Uma visão social da atuação municipal demonstra, todavia, a necessidade de olharmos os princípios fundamentais da República (Título I – arts. 1° a 4°) e os direitos e garantias fundamentais do cidadão (Título II – arts. 5° a 17), como normas de respeito obrigatório pelo Poder Público e, especificamente, pela Administração.
Esses princípios fundamentais consistem, respectivamente, em uma limitação à atuação administrativa ao mesmo tempo em que estabelecem a obrigatoriedade de intervenção municipal. Com base na Constituição da República (CR), as leis (geralmente municipais) vão estabelecer a obrigatoriedade de respeito ao interesse da coletividade pelo cidadão e o dever legal de limitação de condutas, pela Administração.
Esse entendimento decorre da organização do Estado (Título III – artigos 18 a 43 da CR) onde encontramos as diretrizes de toda a estruturação estatal:
a) a organização político-administrativa (arts. 18 e 19), onde são estabelecidas as várias órbitas governamentais;
b) as competências comuns da União, Estados, Distrito Federal e dos Municípios (art. 23);
c) a organização político-administrativa dos municípios (art. 29 a 31);
d) normas referentes à administração pública e servidores (arts. 37 a 41).

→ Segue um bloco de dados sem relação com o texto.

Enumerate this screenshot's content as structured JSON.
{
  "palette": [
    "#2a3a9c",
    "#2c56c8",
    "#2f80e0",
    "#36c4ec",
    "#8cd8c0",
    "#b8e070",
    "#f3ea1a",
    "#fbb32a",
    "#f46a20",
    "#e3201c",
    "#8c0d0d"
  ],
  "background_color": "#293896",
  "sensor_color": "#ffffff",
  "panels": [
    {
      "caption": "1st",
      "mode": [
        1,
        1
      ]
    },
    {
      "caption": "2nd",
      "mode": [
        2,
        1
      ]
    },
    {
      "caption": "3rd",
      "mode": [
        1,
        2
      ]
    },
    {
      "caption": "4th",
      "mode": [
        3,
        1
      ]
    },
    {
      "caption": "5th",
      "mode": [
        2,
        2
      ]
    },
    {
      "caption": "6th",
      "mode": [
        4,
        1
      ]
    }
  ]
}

Disso decorre que toda atividade municipal depende de lei que a autorize e esta lei deve se fundamentar na Constituição da República. Assim, da CR vai derivar toda a legislação que autorizará o desempenho das atividades municipais e que serão organizadas na forma que estabelecer a Lei Orgânica Municipal.

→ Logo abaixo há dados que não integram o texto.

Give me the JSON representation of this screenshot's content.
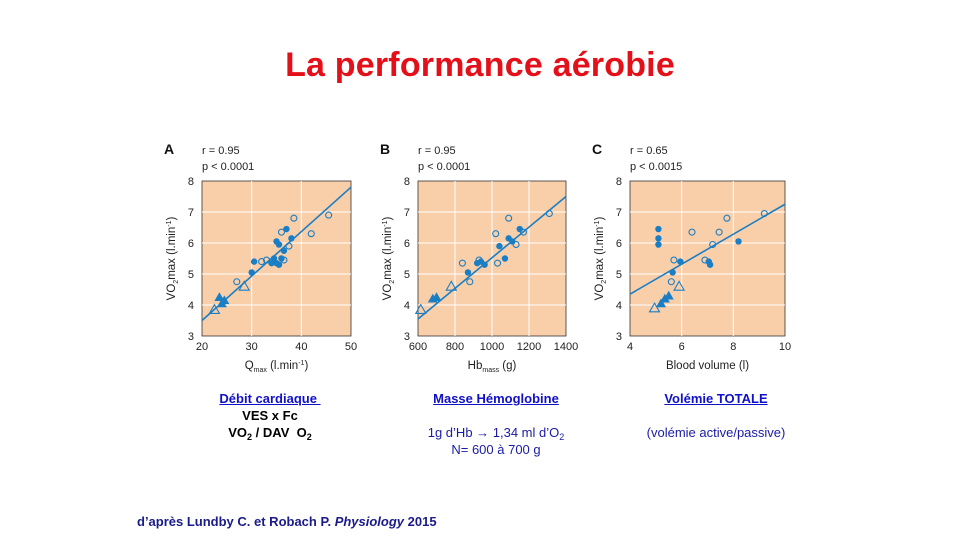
{
  "title": "La performance aérobie",
  "colors": {
    "title": "#e3101a",
    "plot_bg": "#f9cfaa",
    "marker": "#1a7ec5",
    "caption_link": "#1010c8"
  },
  "chart_data": [
    {
      "type": "scatter",
      "panel": "A",
      "stats": [
        "r = 0.95",
        "p < 0.0001"
      ],
      "xlabel": "Q",
      "xlabel_sub": "max",
      "xlabel_unit": " (l.min",
      "ylabel": "VO",
      "ylabel_sub": "2",
      "ylabel_rest": "max (l.min",
      "xlim": [
        20,
        50
      ],
      "ylim": [
        3,
        8
      ],
      "xticks": [
        20,
        30,
        40,
        50
      ],
      "yticks": [
        3,
        4,
        5,
        6,
        7,
        8
      ],
      "fit": [
        [
          20,
          3.5
        ],
        [
          50,
          7.8
        ]
      ],
      "series": [
        {
          "marker": "filled-circle",
          "points": [
            [
              30,
              5.05
            ],
            [
              30.5,
              5.4
            ],
            [
              34,
              5.35
            ],
            [
              34.5,
              5.5
            ],
            [
              35,
              5.35
            ],
            [
              35,
              6.05
            ],
            [
              35.5,
              5.95
            ],
            [
              35.5,
              5.3
            ],
            [
              36,
              5.5
            ],
            [
              36.5,
              5.75
            ],
            [
              37,
              6.45
            ],
            [
              38,
              6.15
            ]
          ]
        },
        {
          "marker": "open-circle",
          "points": [
            [
              27,
              4.75
            ],
            [
              32,
              5.4
            ],
            [
              33,
              5.45
            ],
            [
              36,
              6.35
            ],
            [
              36.5,
              5.45
            ],
            [
              37.5,
              5.9
            ],
            [
              38.5,
              6.8
            ],
            [
              42,
              6.3
            ],
            [
              45.5,
              6.9
            ]
          ]
        },
        {
          "marker": "filled-triangle",
          "points": [
            [
              23.5,
              4.25
            ],
            [
              24,
              4.05
            ],
            [
              24.5,
              4.15
            ]
          ]
        },
        {
          "marker": "open-triangle",
          "points": [
            [
              22.5,
              3.85
            ],
            [
              28.5,
              4.6
            ]
          ]
        }
      ]
    },
    {
      "type": "scatter",
      "panel": "B",
      "stats": [
        "r = 0.95",
        "p < 0.0001"
      ],
      "xlabel": "Hb",
      "xlabel_sub": "mass",
      "xlabel_unit": " (g)",
      "ylabel": "VO",
      "ylabel_sub": "2",
      "ylabel_rest": "max (l.min",
      "xlim": [
        600,
        1400
      ],
      "ylim": [
        3,
        8
      ],
      "xticks": [
        600,
        800,
        1000,
        1200,
        1400
      ],
      "yticks": [
        3,
        4,
        5,
        6,
        7,
        8
      ],
      "fit": [
        [
          600,
          3.55
        ],
        [
          1400,
          7.5
        ]
      ],
      "series": [
        {
          "marker": "filled-circle",
          "points": [
            [
              870,
              5.05
            ],
            [
              920,
              5.35
            ],
            [
              940,
              5.4
            ],
            [
              960,
              5.3
            ],
            [
              1040,
              5.9
            ],
            [
              1070,
              5.5
            ],
            [
              1090,
              6.15
            ],
            [
              1110,
              6.05
            ],
            [
              1150,
              6.45
            ]
          ]
        },
        {
          "marker": "open-circle",
          "points": [
            [
              840,
              5.35
            ],
            [
              880,
              4.75
            ],
            [
              930,
              5.45
            ],
            [
              1020,
              6.3
            ],
            [
              1030,
              5.35
            ],
            [
              1090,
              6.8
            ],
            [
              1130,
              5.95
            ],
            [
              1170,
              6.35
            ],
            [
              1310,
              6.95
            ]
          ]
        },
        {
          "marker": "filled-triangle",
          "points": [
            [
              680,
              4.2
            ],
            [
              700,
              4.25
            ]
          ]
        },
        {
          "marker": "open-triangle",
          "points": [
            [
              615,
              3.85
            ],
            [
              780,
              4.6
            ]
          ]
        }
      ]
    },
    {
      "type": "scatter",
      "panel": "C",
      "stats": [
        "r = 0.65",
        "p < 0.0015"
      ],
      "xlabel": "Blood volume (l)",
      "xlabel_sub": "",
      "xlabel_unit": "",
      "ylabel": "VO",
      "ylabel_sub": "2",
      "ylabel_rest": "max (l.min",
      "xlim": [
        4,
        10
      ],
      "ylim": [
        3,
        8
      ],
      "xticks": [
        4,
        6,
        8,
        10
      ],
      "yticks": [
        3,
        4,
        5,
        6,
        7,
        8
      ],
      "fit": [
        [
          4,
          4.35
        ],
        [
          10,
          7.25
        ]
      ],
      "series": [
        {
          "marker": "filled-circle",
          "points": [
            [
              5.1,
              6.45
            ],
            [
              5.1,
              6.15
            ],
            [
              5.1,
              5.95
            ],
            [
              5.65,
              5.05
            ],
            [
              5.95,
              5.4
            ],
            [
              7.05,
              5.4
            ],
            [
              7.1,
              5.3
            ],
            [
              8.2,
              6.05
            ]
          ]
        },
        {
          "marker": "open-circle",
          "points": [
            [
              5.7,
              5.45
            ],
            [
              6.4,
              6.35
            ],
            [
              6.9,
              5.45
            ],
            [
              7.2,
              5.95
            ],
            [
              7.45,
              6.35
            ],
            [
              7.75,
              6.8
            ],
            [
              9.2,
              6.95
            ],
            [
              5.6,
              4.75
            ]
          ]
        },
        {
          "marker": "filled-triangle",
          "points": [
            [
              5.2,
              4.05
            ],
            [
              5.35,
              4.2
            ],
            [
              5.5,
              4.3
            ]
          ]
        },
        {
          "marker": "open-triangle",
          "points": [
            [
              4.95,
              3.9
            ],
            [
              5.9,
              4.6
            ]
          ]
        }
      ]
    }
  ],
  "captions": [
    {
      "heading": "Débit cardiaque ",
      "line1": "VES x Fc",
      "line2a": "VO",
      "line2sub": "2",
      "line2b": " / DAV  O",
      "line2sub2": "2"
    },
    {
      "heading": "Masse Hémoglobine",
      "line1a": "1g d’Hb ",
      "arrow": "→",
      "line1b": " 1,34 ml d’O",
      "line1sub": "2",
      "line2": "N= 600 à 700 g"
    },
    {
      "heading": "Volémie TOTALE",
      "line1": "(volémie active/passive)"
    }
  ],
  "reference": {
    "prefix": "d’après Lundby C. et Robach P. ",
    "journal": "Physiology",
    "year": " 2015"
  }
}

Para garantir a concretização da vontade da cidadania, o Município desempenha, em conjunto com a União e o Estado, um papel essencial estabelecido em lei, que é assegurado constitucionalmente como objetivo fundamental da República: “construir uma sociedade livre, justa e solidária, garantir o desenvolvimento, erradicar a pobreza, reduzir as desigualdades e promover o bem de todos, sem preconceitos”.
Bem, o Estado deve garantir a igualdade jurídica. Está estabelecido no art. 5° da Constituição da República, norma fundamental da república, que deve por todos ser respeitada. Mas além desta, o cidadão quer a igualdade social. Para isto, é necessário que o ordenamento jurídico como um todo, como conseqüência da vontade popular, da sociedade civil, estabeleça os mecanismos de eficiência social.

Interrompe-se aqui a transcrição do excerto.